The mountain gorilla analogy is a bit spurious. The mountain gorilla has undoubtedly been known to locals for thousands of years, but was not known to westerners until 1902 (not the 1960s).
http://www.gorilla100.com/30-Discovery.html
Along those lines is the argument that people have long histories going back in time at least several hundred years that bigfoot creatures exist, just like the locals in Africa knew about the mountain gorillas. This is another spurious argument. There are groups around the world that believe humans can turn into animals, but just because a bunch of folks have a belief that can be documented over a wide area doesn't mean the belief is true.
I've never seen the True Believers address the issue of in-breeding in a very small population.
Right, primates need approximately 500 individuals to have a viable population to prevent serious inbreeding.
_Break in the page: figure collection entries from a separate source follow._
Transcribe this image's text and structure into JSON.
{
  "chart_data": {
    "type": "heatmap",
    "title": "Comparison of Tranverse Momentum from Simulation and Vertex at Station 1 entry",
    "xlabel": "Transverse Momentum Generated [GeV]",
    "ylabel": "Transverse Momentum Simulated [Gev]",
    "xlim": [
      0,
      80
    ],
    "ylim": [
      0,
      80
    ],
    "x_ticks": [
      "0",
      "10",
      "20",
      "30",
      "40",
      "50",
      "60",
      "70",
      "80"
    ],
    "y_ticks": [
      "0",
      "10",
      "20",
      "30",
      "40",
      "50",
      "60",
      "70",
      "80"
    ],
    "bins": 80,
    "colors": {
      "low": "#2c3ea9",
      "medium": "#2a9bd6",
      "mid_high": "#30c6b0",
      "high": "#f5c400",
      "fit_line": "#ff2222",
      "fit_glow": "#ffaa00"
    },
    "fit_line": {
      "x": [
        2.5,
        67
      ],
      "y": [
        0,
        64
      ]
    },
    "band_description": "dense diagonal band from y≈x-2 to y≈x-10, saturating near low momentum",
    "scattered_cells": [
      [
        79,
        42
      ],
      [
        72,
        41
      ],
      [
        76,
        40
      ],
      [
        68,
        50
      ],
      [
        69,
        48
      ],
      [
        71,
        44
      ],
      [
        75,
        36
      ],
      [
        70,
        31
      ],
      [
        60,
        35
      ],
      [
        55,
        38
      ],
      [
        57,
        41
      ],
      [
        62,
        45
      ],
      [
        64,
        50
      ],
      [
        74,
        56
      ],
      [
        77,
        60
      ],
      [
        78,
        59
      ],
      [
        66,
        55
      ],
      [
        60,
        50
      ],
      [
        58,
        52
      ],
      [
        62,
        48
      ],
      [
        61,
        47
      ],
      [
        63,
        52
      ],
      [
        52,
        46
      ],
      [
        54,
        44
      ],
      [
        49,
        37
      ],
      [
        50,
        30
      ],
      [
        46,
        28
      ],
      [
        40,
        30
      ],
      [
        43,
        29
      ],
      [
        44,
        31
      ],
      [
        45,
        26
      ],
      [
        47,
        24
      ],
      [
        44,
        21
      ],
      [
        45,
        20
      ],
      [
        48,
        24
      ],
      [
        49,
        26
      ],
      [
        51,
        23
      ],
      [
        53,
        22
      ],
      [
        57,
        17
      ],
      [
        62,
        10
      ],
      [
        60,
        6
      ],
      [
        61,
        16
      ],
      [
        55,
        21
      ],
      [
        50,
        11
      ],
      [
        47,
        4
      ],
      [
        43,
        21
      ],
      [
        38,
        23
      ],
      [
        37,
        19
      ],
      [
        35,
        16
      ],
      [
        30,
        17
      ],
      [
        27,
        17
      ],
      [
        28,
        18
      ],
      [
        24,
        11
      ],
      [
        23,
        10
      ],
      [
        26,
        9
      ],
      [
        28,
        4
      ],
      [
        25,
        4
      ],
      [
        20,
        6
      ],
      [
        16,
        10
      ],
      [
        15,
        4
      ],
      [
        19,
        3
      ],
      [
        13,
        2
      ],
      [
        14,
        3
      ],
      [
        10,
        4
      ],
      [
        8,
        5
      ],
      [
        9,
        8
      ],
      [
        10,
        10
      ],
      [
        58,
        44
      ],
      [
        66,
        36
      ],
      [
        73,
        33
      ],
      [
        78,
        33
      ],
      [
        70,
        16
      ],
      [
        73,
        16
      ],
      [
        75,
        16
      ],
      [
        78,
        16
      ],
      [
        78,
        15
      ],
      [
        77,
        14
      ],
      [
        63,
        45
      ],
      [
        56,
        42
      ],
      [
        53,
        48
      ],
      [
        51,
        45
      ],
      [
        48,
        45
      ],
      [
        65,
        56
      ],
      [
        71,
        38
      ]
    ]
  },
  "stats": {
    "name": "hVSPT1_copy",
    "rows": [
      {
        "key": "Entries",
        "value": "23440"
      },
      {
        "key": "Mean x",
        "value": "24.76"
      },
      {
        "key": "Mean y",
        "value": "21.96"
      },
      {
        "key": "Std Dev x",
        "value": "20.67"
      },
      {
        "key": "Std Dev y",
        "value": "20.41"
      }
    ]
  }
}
Grover Krantz, the WSU professor who was a huge proponent of bigfoots made a lot of cryptozoologists mad when he said that the only way the scientific community and the rest of the world will ever actually believe that these exist is for someone to bring in a body. Lots of hunters have claimed to shoot one, but either the animal gets away or the body is abandoned for various reasons. Given all the folks that have shot them, I can't believe that NONE have ever brought one back as a trophy.
It would be cool if they existed, but countless people have looked for these animals over the last 100 years and have produced 0 confirmed results. Believers go way out of their way to convolute reasons why they 'known' them to exist, but strangely always lack the one simple thing that would unequivocally prove their existence, a body. It is a very simple criterion, yet seemingly impossible to produce.